At Fire Source Media we see a bright future for the social media giant. As Facebook continues to grow we believe there are some things to consider on a macro level that separate it from its competition. Consider this…

Skeptics of Facebook’s business model first pointed to their inability to ‘monetize mobile’, that was until they were able to monetize mobile. In fact, they have accomplished this to the tune of beating EPS estimates of .18 last quarter with a stunning .25 EPS. This was more than a 38% increase over estimates. The stock price dropped after this announcement mostly due in part to a NASDAQ decline of momentum stocks in the tech space. However, the company is marching forward despite what stock prices are communicating.

With the issue of mobile resolved critics now point to the evidence that young people (teens) are leaving Facebook. We often hear…

“Yeah, but people are leaving Facebook for Instagram. Especially young people.”

This is true, but not universal. Different parts of the world use social media differently.

Early vs Late Adopters

It is clear that Facebook is past the early adoption phase in America. Now, the highest growth rates exist in the 55+ age group demographic or the ‘late adopter’ phase. People ages 13-24 are choosing to use other social platforms such as SnapChat and Instagram. Growth rates are declining among high school and college students. (via iStrategy Labs)

But looking at the macro picture Facebook doesn’t seem to be too concerned. Why? The answer isn’t Instagram, it is international. The reason is because Mark Zuckerberg has a very large macro mission for the company that far exceeds the American market. As Americans (where Facebook was introduced) we are over the initial glam of the network, however overseas the platform is growing exponentially.

What is interesting is that since its acquisition very little has been done to the Instagram interface. Why haven’t they focused on this new platform that young people are moving to? Why not monetize it immediately to increase shareholder value? Why not expand past the mobile app? Well, one explanation would be to slow the migration away from the main Facebook, Inc platform… Facebook. In other words, the Instagram acquisition was to stop the bleed while retaining their initial database.

Long Term Strategy

It is obvious Zuckerberg is working on a long term strategy. He won’t be satisfied until the entire world is using Facebook. Although there are business factors tied to this it is more about a personal sense of mission, to bring internet accessibility and connection to the world.

Not only have they not begun to tap into Instagram advertising to monetize the platform, there is no clear set up for business and most importantly Instagram lacks this key feature: the viral share. Rather the platform is now used as an extension of Facebook photo sharing.

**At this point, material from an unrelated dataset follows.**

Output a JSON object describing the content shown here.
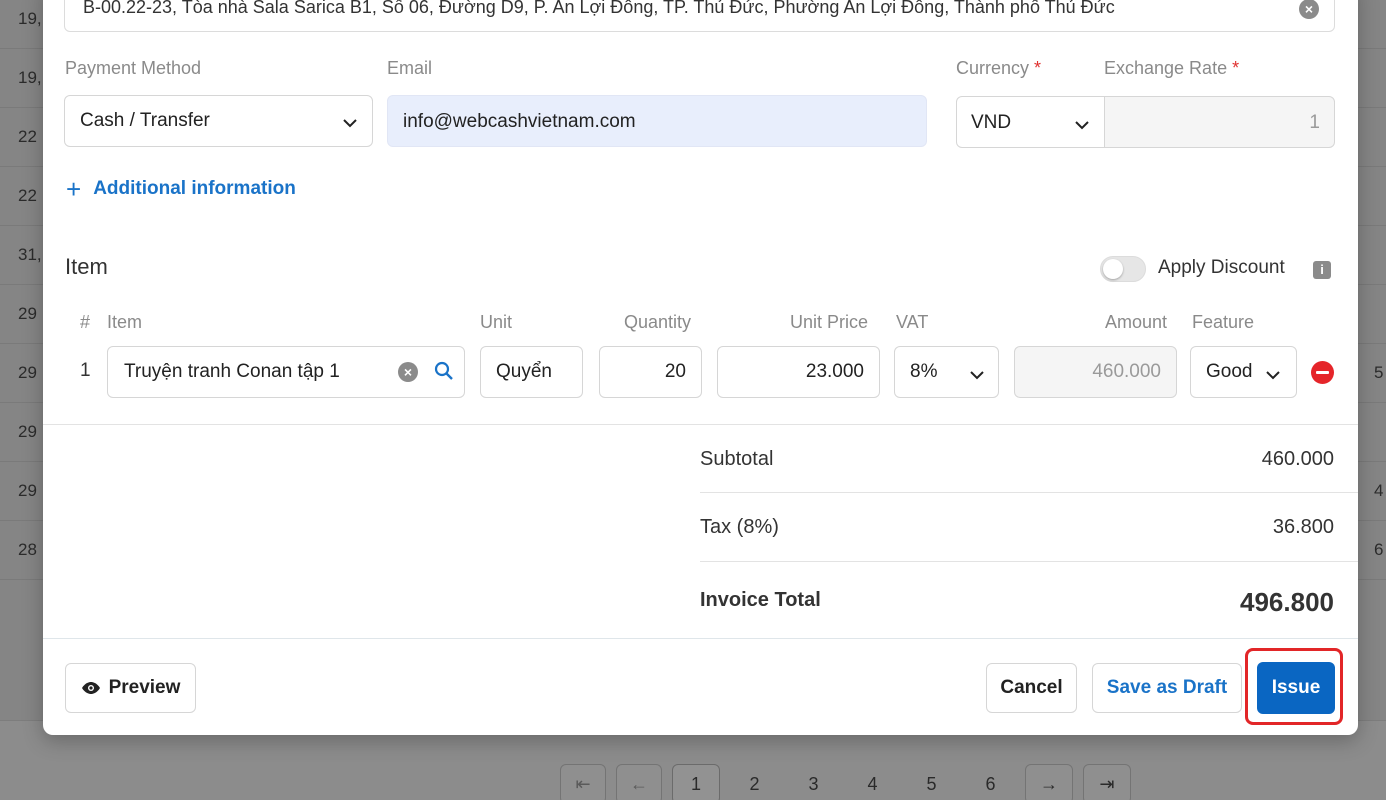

What gives Facebook its power is still the viral share. This can supersede the power of paid marketing and is really where the power of internet connection comes into spotlight. The fact that I can post something and it can impact a complete stranger, a friend of a friend. In order for Facebook to capitalize on this power it needs world wide connection. To become an internet within the internet. By doing so you create an online ecosystem that can not be duplicated. How is that possible? Simply, by creating a critical mass so large that migration to another single competing platform is possible but highly improbable.

Acquiring WhatsApp was similar genius. Remember when Facebook asked for your phone number? Rather than contesting for your phone number as Google is doing, they just went ahead and bought your phone number (if you use WhatsApp)… one of the world’s largest database of phone numbers.

Facebook is not going away anytime soon, in fact we believe they are just getting started. They will continue to change not only how we connect but how information is delivered to us. As social media is changing the way we connect and search for information the question is not how we search the web, but how the web searches us.